Linked genes lie on the same chromosome and do not assort completely independently. Nonrecombinant (parental) gametes are the original allele combinations; recombinant gametes arise from crossing over. Map unit / centimorgan (cM) corresponds to recombination frequency (e.g., $1\text{ cM} \approx 1$ recombinant frequency).

🔁 Crossing Over, Double Crossovers, and Configurations

Crossing over produces recombinants; with linkage you typically observe more nonrecombinants than recombinants unless genes are far apart. Complete linkage yields 0% recombinants. A double crossover (DCO) involves two exchange events between chromatids and is rare but key for ordering three genes. Coupling (cis): wild-type alleles on one chromosome, mutants on the other. Repulsion (trans): wild-type and mutant alleles on the same chromosome.

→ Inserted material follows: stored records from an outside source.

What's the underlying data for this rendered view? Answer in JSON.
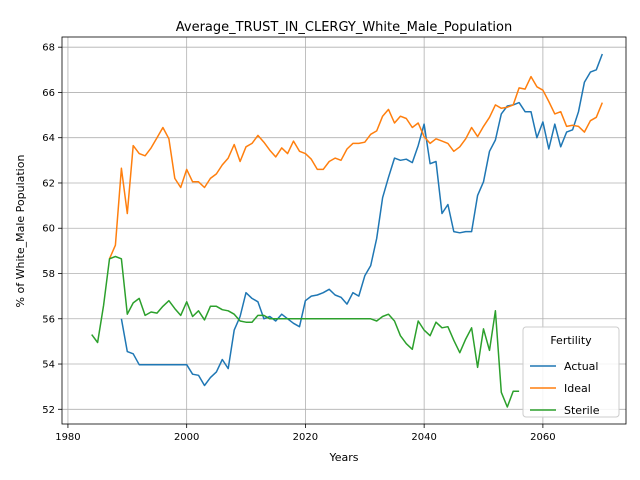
{
  "chart_data": {
    "type": "line",
    "title": "Average_TRUST_IN_CLERGY_White_Male_Population",
    "xlabel": "Years",
    "ylabel": "% of White_Male Population",
    "xlim": [
      1979,
      2074
    ],
    "ylim": [
      51.35,
      68.45
    ],
    "x_ticks": [
      1980,
      2000,
      2020,
      2040,
      2060
    ],
    "y_ticks": [
      52,
      54,
      56,
      58,
      60,
      62,
      64,
      66,
      68
    ],
    "grid": true,
    "legend": {
      "title": "Fertility",
      "position": "bottom-right"
    },
    "series": [
      {
        "name": "Actual",
        "color": "#1f77b4",
        "x": [
          1989,
          1990,
          1991,
          1992,
          1993,
          1994,
          1995,
          1996,
          1997,
          1998,
          1999,
          2000,
          2001,
          2002,
          2003,
          2004,
          2005,
          2006,
          2007,
          2008,
          2009,
          2010,
          2011,
          2012,
          2013,
          2014,
          2015,
          2016,
          2017,
          2018,
          2019,
          2020,
          2021,
          2022,
          2023,
          2024,
          2025,
          2026,
          2027,
          2028,
          2029,
          2030,
          2031,
          2032,
          2033,
          2034,
          2035,
          2036,
          2037,
          2038,
          2039,
          2040,
          2041,
          2042,
          2043,
          2044,
          2045,
          2046,
          2047,
          2048,
          2049,
          2050,
          2051,
          2052,
          2053,
          2054,
          2055,
          2056,
          2057,
          2058,
          2059,
          2060,
          2061,
          2062,
          2063,
          2064,
          2065,
          2066,
          2067,
          2068,
          2069,
          2070
        ],
        "values": [
          56.0,
          54.55,
          54.45,
          53.97,
          53.97,
          53.97,
          53.97,
          53.97,
          53.97,
          53.97,
          53.97,
          53.97,
          53.55,
          53.5,
          53.05,
          53.4,
          53.65,
          54.2,
          53.8,
          55.5,
          56.1,
          57.15,
          56.9,
          56.75,
          56.0,
          56.1,
          55.9,
          56.2,
          56.0,
          55.8,
          55.65,
          56.8,
          57.0,
          57.05,
          57.15,
          57.3,
          57.05,
          56.95,
          56.65,
          57.15,
          57.0,
          57.9,
          58.35,
          59.55,
          61.35,
          62.25,
          63.1,
          63.0,
          63.05,
          62.9,
          63.65,
          64.6,
          62.85,
          62.95,
          60.65,
          61.05,
          59.85,
          59.8,
          59.85,
          59.85,
          61.45,
          62.05,
          63.4,
          63.9,
          65.05,
          65.4,
          65.45,
          65.55,
          65.15,
          65.15,
          64.0,
          64.7,
          63.5,
          64.6,
          63.6,
          64.25,
          64.35,
          65.15,
          66.45,
          66.9,
          67.0,
          67.7
        ]
      },
      {
        "name": "Ideal",
        "color": "#ff7f0e",
        "x": [
          1987,
          1988,
          1989,
          1990,
          1991,
          1992,
          1993,
          1994,
          1995,
          1996,
          1997,
          1998,
          1999,
          2000,
          2001,
          2002,
          2003,
          2004,
          2005,
          2006,
          2007,
          2008,
          2009,
          2010,
          2011,
          2012,
          2013,
          2014,
          2015,
          2016,
          2017,
          2018,
          2019,
          2020,
          2021,
          2022,
          2023,
          2024,
          2025,
          2026,
          2027,
          2028,
          2029,
          2030,
          2031,
          2032,
          2033,
          2034,
          2035,
          2036,
          2037,
          2038,
          2039,
          2040,
          2041,
          2042,
          2043,
          2044,
          2045,
          2046,
          2047,
          2048,
          2049,
          2050,
          2051,
          2052,
          2053,
          2054,
          2055,
          2056,
          2057,
          2058,
          2059,
          2060,
          2061,
          2062,
          2063,
          2064,
          2065,
          2066,
          2067,
          2068,
          2069,
          2070
        ],
        "values": [
          58.65,
          59.25,
          62.65,
          60.65,
          63.65,
          63.3,
          63.2,
          63.55,
          64.0,
          64.45,
          63.95,
          62.2,
          61.8,
          62.6,
          62.05,
          62.05,
          61.8,
          62.2,
          62.4,
          62.8,
          63.1,
          63.7,
          62.95,
          63.6,
          63.75,
          64.1,
          63.8,
          63.45,
          63.15,
          63.55,
          63.3,
          63.85,
          63.4,
          63.3,
          63.05,
          62.6,
          62.6,
          62.95,
          63.1,
          63.0,
          63.5,
          63.75,
          63.75,
          63.8,
          64.15,
          64.3,
          64.95,
          65.25,
          64.65,
          64.95,
          64.85,
          64.45,
          64.65,
          64.05,
          63.75,
          63.95,
          63.85,
          63.75,
          63.4,
          63.6,
          63.95,
          64.45,
          64.05,
          64.5,
          64.9,
          65.45,
          65.3,
          65.35,
          65.45,
          66.2,
          66.15,
          66.7,
          66.25,
          66.1,
          65.6,
          65.05,
          65.15,
          64.5,
          64.55,
          64.5,
          64.25,
          64.75,
          64.9,
          65.55
        ]
      },
      {
        "name": "Sterile",
        "color": "#2ca02c",
        "x": [
          1984,
          1985,
          1986,
          1987,
          1988,
          1989,
          1990,
          1991,
          1992,
          1993,
          1994,
          1995,
          1996,
          1997,
          1998,
          1999,
          2000,
          2001,
          2002,
          2003,
          2004,
          2005,
          2006,
          2007,
          2008,
          2009,
          2010,
          2011,
          2012,
          2013,
          2014,
          2015,
          2016,
          2017,
          2018,
          2019,
          2020,
          2021,
          2022,
          2023,
          2024,
          2025,
          2026,
          2027,
          2028,
          2029,
          2030,
          2031,
          2032,
          2033,
          2034,
          2035,
          2036,
          2037,
          2038,
          2039,
          2040,
          2041,
          2042,
          2043,
          2044,
          2045,
          2046,
          2047,
          2048,
          2049,
          2050,
          2051,
          2052,
          2053,
          2054,
          2055,
          2056
        ],
        "values": [
          55.3,
          54.95,
          56.6,
          58.65,
          58.75,
          58.65,
          56.2,
          56.7,
          56.9,
          56.15,
          56.3,
          56.25,
          56.55,
          56.8,
          56.45,
          56.15,
          56.75,
          56.1,
          56.35,
          55.95,
          56.55,
          56.55,
          56.4,
          56.35,
          56.2,
          55.9,
          55.85,
          55.85,
          56.15,
          56.15,
          56.0,
          56.0,
          56.0,
          56.0,
          56.0,
          56.0,
          56.0,
          56.0,
          56.0,
          56.0,
          56.0,
          56.0,
          56.0,
          56.0,
          56.0,
          56.0,
          56.0,
          56.0,
          55.9,
          56.1,
          56.2,
          55.9,
          55.25,
          54.9,
          54.65,
          55.9,
          55.5,
          55.25,
          55.85,
          55.6,
          55.65,
          55.05,
          54.5,
          55.1,
          55.6,
          53.85,
          55.55,
          54.6,
          56.35,
          52.75,
          52.1,
          52.8,
          52.8
        ]
      }
    ]
  }
}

🧭 Genetic vs Physical Maps and Three-Point Mapping

A genetic map is based on recombination frequencies; a physical map is based on DNA distance. A three-point testcross reveals gene order, single crossover (SCO) and double crossover frequencies, and allows calculation of map distances using: • Recombinant frequency: $RF = (SCO + DCO)/Total$ • Coefficient of coincidence: $COC = Observed\ DCO/Expected\ DCO$ • Interference: $I = 1 - COC$

📐 Interpreting Interference and Negative Values

High interference (e.g., $I=0.59$) means fewer DCOs observed than expected (59% of expected DCOs are blocked). A negative interference (e.g., $I=-0.23$) indicates more double crossovers occurred than expected based on single-crossover frequencies.

🧮 Practical Approach to Three-Point Data

1. Identify the two most frequent phenotypes → parental genotypes. 2. Identify the least frequent → DCOs. 3. Compare parents vs DCOs to find the middle gene (the gene whose allele switches in DCOs). 4. Compute SCO and DCO counts to get map distances and interference.

These concepts are essential for constructing linkage maps and interpreting recombination data in classical genetics.